Mardin’de şu anda iktidar birçok sorunun farkında değil veya farkında olmak istemiyor çünkü farkında olursa işine gelmiyor. Muhalefete gelince, Mardin’de maalesef şu anda iki partinin içerisine sıkışmış bir siyasi ortam var. Diğer muhalefet partimiz zaten hiç sorunlarla ilgilenmek istemiyor, hiç oralı da olmuyor ama biz Mardin’de şu anda gün yok ki 15-20 tane Mardin sorunuyla ilgili telefon ve şikâyetler almayalım. Biz bunları muhalefet olarak dile getirmeyi, genel merkezimize, değerli milletvekillerimize, genel başkanımıza sizlerden almış olduğumuz il sorunlarımızı iletme sorumluluğunu ve misyonunu biz şu anda kendimize bir görev olarak görmüşüz.

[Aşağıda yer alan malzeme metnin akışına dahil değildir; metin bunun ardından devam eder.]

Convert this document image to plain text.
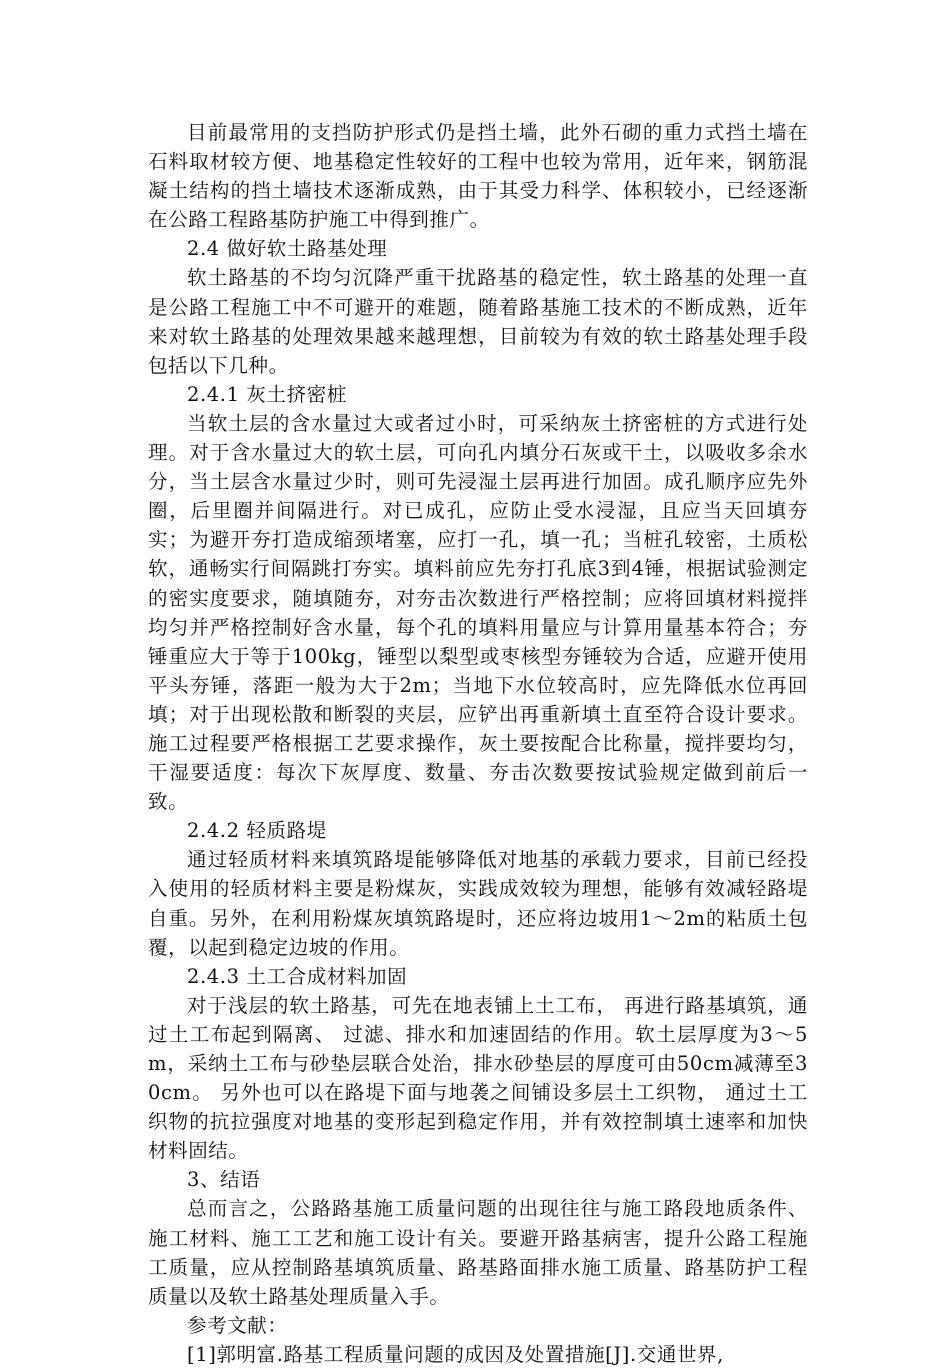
目前最常用的支挡防护形式仍是挡土墙，此外石砌的重力式挡土墙在石料取材较方便、地基稳定性较好的工程中也较为常用，近年来，钢筋混凝土结构的挡土墙技术逐渐成熟，由于其受力科学、体积较小，已经逐渐在公路工程路基防护施工中得到推广。

2.4 做好软土路基处理

软土路基的不均匀沉降严重干扰路基的稳定性，软土路基的处理一直是公路工程施工中不可避开的难题，随着路基施工技术的不断成熟，近年来对软土路基的处理效果越来越理想，目前较为有效的软土路基处理手段包括以下几种。

2.4.1 灰土挤密桩

当软土层的含水量过大或者过小时，可采纳灰土挤密桩的方式进行处理。对于含水量过大的软土层，可向孔内填分石灰或干土，以吸收多余水分，当土层含水量过少时，则可先浸湿土层再进行加固。成孔顺序应先外圈，后里圈并间隔进行。对已成孔，应防止受水浸湿，且应当天回填夯实；为避开夯打造成缩颈堵塞，应打一孔，填一孔；当桩孔较密，土质松软，通畅实行间隔跳打夯实。填料前应先夯打孔底3到4锤，根据试验测定的密实度要求，随填随夯，对夯击次数进行严格控制；应将回填材料搅拌均匀并严格控制好含水量，每个孔的填料用量应与计算用量基本符合；夯锤重应大于等于100kg，锤型以梨型或枣核型夯锤较为合适，应避开使用平头夯锤，落距一般为大于2m；当地下水位较高时，应先降低水位再回填；对于出现松散和断裂的夹层，应铲出再重新填土直至符合设计要求。施工过程要严格根据工艺要求操作，灰土要按配合比称量，搅拌要均匀，干湿要适度：每次下灰厚度、数量、夯击次数要按试验规定做到前后一致。

2.4.2 轻质路堤

通过轻质材料来填筑路堤能够降低对地基的承载力要求，目前已经投入使用的轻质材料主要是粉煤灰，实践成效较为理想，能够有效减轻路堤自重。另外，在利用粉煤灰填筑路堤时，还应将边坡用1～2m的粘质土包覆，以起到稳定边坡的作用。

2.4.3 土工合成材料加固

对于浅层的软土路基，可先在地表铺上土工布， 再进行路基填筑，通过土工布起到隔离、 过滤、排水和加速固结的作用。软土层厚度为3～5m，采纳土工布与砂垫层联合处治，排水砂垫层的厚度可由50cm减薄至30cm。 另外也可以在路堤下面与地袭之间铺设多层土工织物， 通过土工织物的抗拉强度对地基的变形起到稳定作用，并有效控制填土速率和加快材料固结。

3、结语

总而言之，公路路基施工质量问题的出现往往与施工路段地质条件、施工材料、施工工艺和施工设计有关。要避开路基病害，提升公路工程施工质量，应从控制路基填筑质量、路基路面排水施工质量、路基防护工程质量以及软土路基处理质量入手。

参考文献：

[1]郭明富.路基工程质量问题的成因及处置措施[J].交通世界,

Biz bunları Genel Başkanımıza ve milletvekillerimize eksiksiz bir şekilde elimizden geldiği kadar aktarmaya çalışıyoruz. Ama biz istedik ki bunu birebir sizlerin bugün Genel Başkanımıza, milletvekillerimize bunu yüz yüze konuşalım, Mardin’in sorunlarını konuşmaya geldik. Dinlemeye geldiler Genel Başkanlarımız.
Bizim davetiyemizi kırmayıp toplantımıza geldiğiniz için hepinize tekrar teşekkür ediyorum. Hoş geldiniz, sefa getirdiniz.

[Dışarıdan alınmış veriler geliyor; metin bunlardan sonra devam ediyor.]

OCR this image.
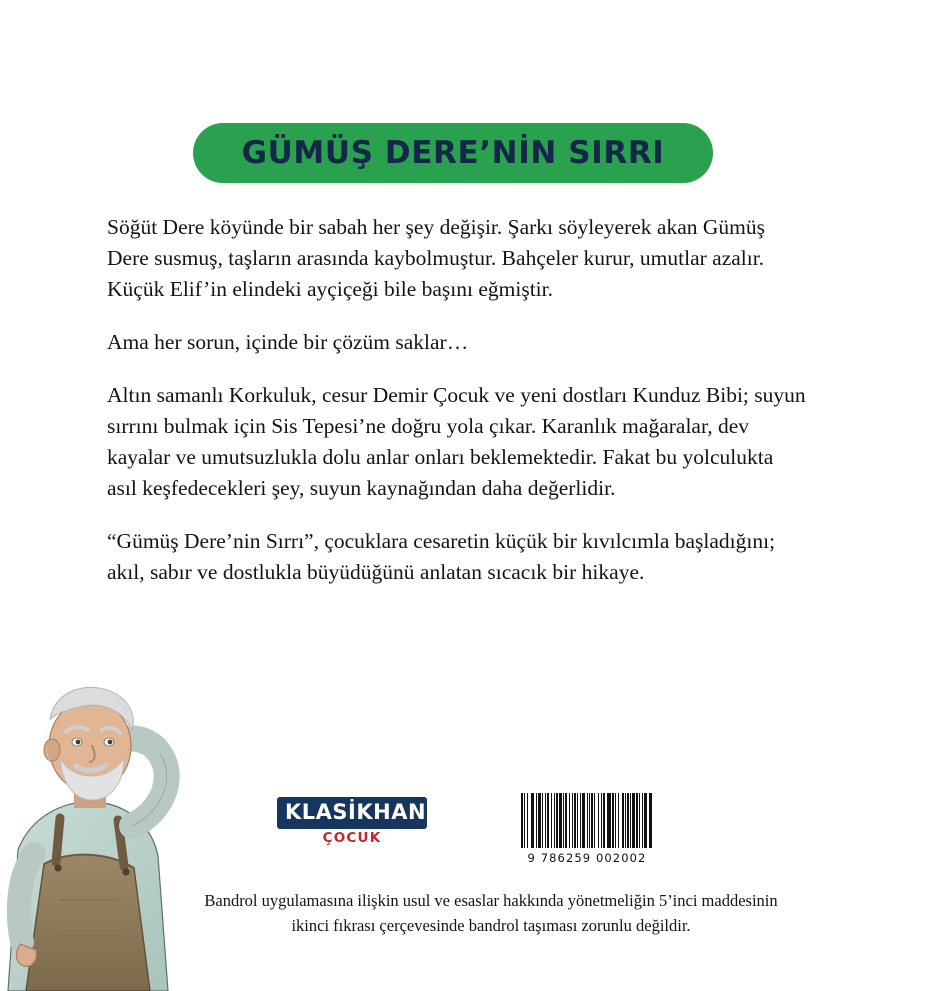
GÜMÜŞ DERE’NİN SIRRI

Söğüt Dere köyünde bir sabah her şey değişir. Şarkı söyleyerek akan Gümüş Dere susmuş, taşların arasında kaybolmuştur. Bahçeler kurur, umutlar azalır. Küçük Elif’in elindeki ayçiçeği bile başını eğmiştir.

Ama her sorun, içinde bir çözüm saklar…

Altın samanlı Korkuluk, cesur Demir Çocuk ve yeni dostları Kunduz Bibi; suyun sırrını bulmak için Sis Tepesi’ne doğru yola çıkar. Karanlık mağaralar, dev kayalar ve umutsuzlukla dolu anlar onları beklemektedir. Fakat bu yolculukta asıl keşfedecekleri şey, suyun kaynağından daha değerlidir.

“Gümüş Dere’nin Sırrı”, çocuklara cesaretin küçük bir kıvılcımla başladığını; akıl, sabır ve dostlukla büyüdüğünü anlatan sıcacık bir hikaye.

KLASİKHANE
ÇOCUK
9 786259 002002
Bandrol uygulamasına ilişkin usul ve esaslar hakkında yönetmeliğin 5’inci maddesinin ikinci fıkrası çerçevesinde bandrol taşıması zorunlu değildir.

Ben sözü daha fazla uzatmadan, sözü Genel Başkanıma vermek istiyorum. Daha sonra sizleri de dinleyeceğiz.”
BABACAN: 17 AĞUSTOS DEPREMİNİ UNUTMADIK
Ardından söz alan DEVA Partisi Genel Başkanı Ali Babacan, “Evet; çok değerli İl Başkanımız, değerli milletvekillerimiz, Genel Başkan Yardımcılarımız. Bu buluşma vesilesiyle bizlerle beraber olan sivil toplum kuruluşlarımızın, odalarımızın, meslek kuruluşlarımızın çok değerli başkanları, temsilcileri, değerli kanaat önderlerimiz. Bu buluşma vesilesiyle bugün bizlerle beraber olan komşu illerden gelen değerli il başkanlarımız, değerli basın mensupları, hepinizi saygıyla, sevgiyle selamlıyorum ve Mardin İl Başkanlığımızın bugün burada, bu özgün mekânda bizler için düzenlemiş olduğu buluşmamıza tekrar hoş geldiniz diyorum” dedi.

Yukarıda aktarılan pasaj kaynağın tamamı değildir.